La notoriété de l'adversaire peut servir d'argument de vente...
A propos de Wikigrill, lire Sylvain Négrier
http://clioweb.free.fr/debats/wikigrillsylvain.pdf
 

. Traduire et adapter des articles (anglo-saxons),
dont celui de Nicholas Carr - Is Google Making Us Stupid ?
http://www.theatlantic.com/doc/200807/google
[ Carr se plaint de la diminution de sa capacité personnelle de concentration,
(once, I was a scuba diver in the sea of books.
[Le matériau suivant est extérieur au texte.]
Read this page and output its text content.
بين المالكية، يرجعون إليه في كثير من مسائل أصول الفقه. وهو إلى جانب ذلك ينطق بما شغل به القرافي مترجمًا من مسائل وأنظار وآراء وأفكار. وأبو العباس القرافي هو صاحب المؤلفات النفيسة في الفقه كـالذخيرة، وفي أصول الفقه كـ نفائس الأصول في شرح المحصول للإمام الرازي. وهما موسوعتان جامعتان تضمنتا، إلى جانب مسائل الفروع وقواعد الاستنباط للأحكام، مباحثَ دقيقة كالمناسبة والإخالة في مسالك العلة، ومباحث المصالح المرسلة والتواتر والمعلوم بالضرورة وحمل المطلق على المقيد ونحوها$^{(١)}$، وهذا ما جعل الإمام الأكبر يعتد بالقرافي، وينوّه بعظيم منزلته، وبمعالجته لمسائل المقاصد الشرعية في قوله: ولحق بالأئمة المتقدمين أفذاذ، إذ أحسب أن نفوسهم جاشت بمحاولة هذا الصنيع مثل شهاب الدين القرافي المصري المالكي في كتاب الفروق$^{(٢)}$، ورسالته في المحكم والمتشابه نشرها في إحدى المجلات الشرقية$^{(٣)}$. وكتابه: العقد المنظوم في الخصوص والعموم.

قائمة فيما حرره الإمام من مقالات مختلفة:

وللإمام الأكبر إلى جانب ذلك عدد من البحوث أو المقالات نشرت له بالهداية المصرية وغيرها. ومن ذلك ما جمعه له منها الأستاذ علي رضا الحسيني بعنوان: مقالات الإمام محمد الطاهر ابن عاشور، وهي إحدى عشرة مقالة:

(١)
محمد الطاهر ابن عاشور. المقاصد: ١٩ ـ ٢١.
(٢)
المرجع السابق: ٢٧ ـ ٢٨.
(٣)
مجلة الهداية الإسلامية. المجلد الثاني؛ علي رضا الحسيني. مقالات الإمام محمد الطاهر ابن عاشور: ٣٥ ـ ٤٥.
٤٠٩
Now I zip along the surface...)
il questionne l'impact des technologies sur le fonctionnement du cerveau,
et voit dans le succès de Google l'application de la taylorisation à la vie intellectuelle
]


. Utiliser les relais d'autres animateurs anti-web à la radio et à la TV.
Brice Couturier a fait du dossier le sujet du Grain à moudre de jeudi soir.


- Francis Pisani consacre 2 pages à Carr,
p 126 dans l'Alchimie des multitudes (II, 5)
entre Jaron Lanier ("maoïsme digital") et Andrew Keen ("le culte de l'amateur").
http://clioweb.free.fr/debats/alchimie.htm

Framablog a traduit l'article de Carr
et cite un commentaire de Nicolas Dickner à propos de l'imprimé et du livre

 

- Les polémistes s'en prennent d'abord aux excès lyriques des articles
vantant l'apport du web, mais ils jettent trop souvent le bébé avec l'eau du bain :
au nom de l'imprimé, ils voudraient censurer tout le numérique.

A l'expression "intelligence collective", ils opposent "la bêtise et la tyrannie des foules"...
dans un discours qui semble souvent confondre démarche intellectuelle
et dénonciation de la démocratie.
C'est le cas d'un billet de Pierre Assouline dans L'Histoire :
il avait, en février 2007, à la veille de la présidentielle, une double cible :
Wikipedia, l'erreur à haut débit ; la démocratie participative.

A la source de ces discours, il faudrait interroger une vision élitaire et anti-moderniste,
appuyée sur sur les intérêts financiers de l'industrie du livre.
Ces discours "antis" idéalisent l'imprimé et la galaxie Gutenberg.
Oubliant qu'il s'est passé plus de quatre siècles entre Gutenberg et Jules Ferry,
Et que le livre de poche ne date que de 1954 en France.

Pourquoi laisser croire que seule la vente des livres
garantirait la vie intellectuelle et la circulation des idées,
à l'exclusion de tous les autres supports et formes d'expression ?
Pourquoi un tel silence sur l'activité scientifique ? sur la création artistique ?

Ces discours méconnaissent la synergie entre tous les supports d'information.
Le web n'a jamais empêché de lire et de penser.
Les blogs, les débats animés par les internautes le prouvent au quotidien.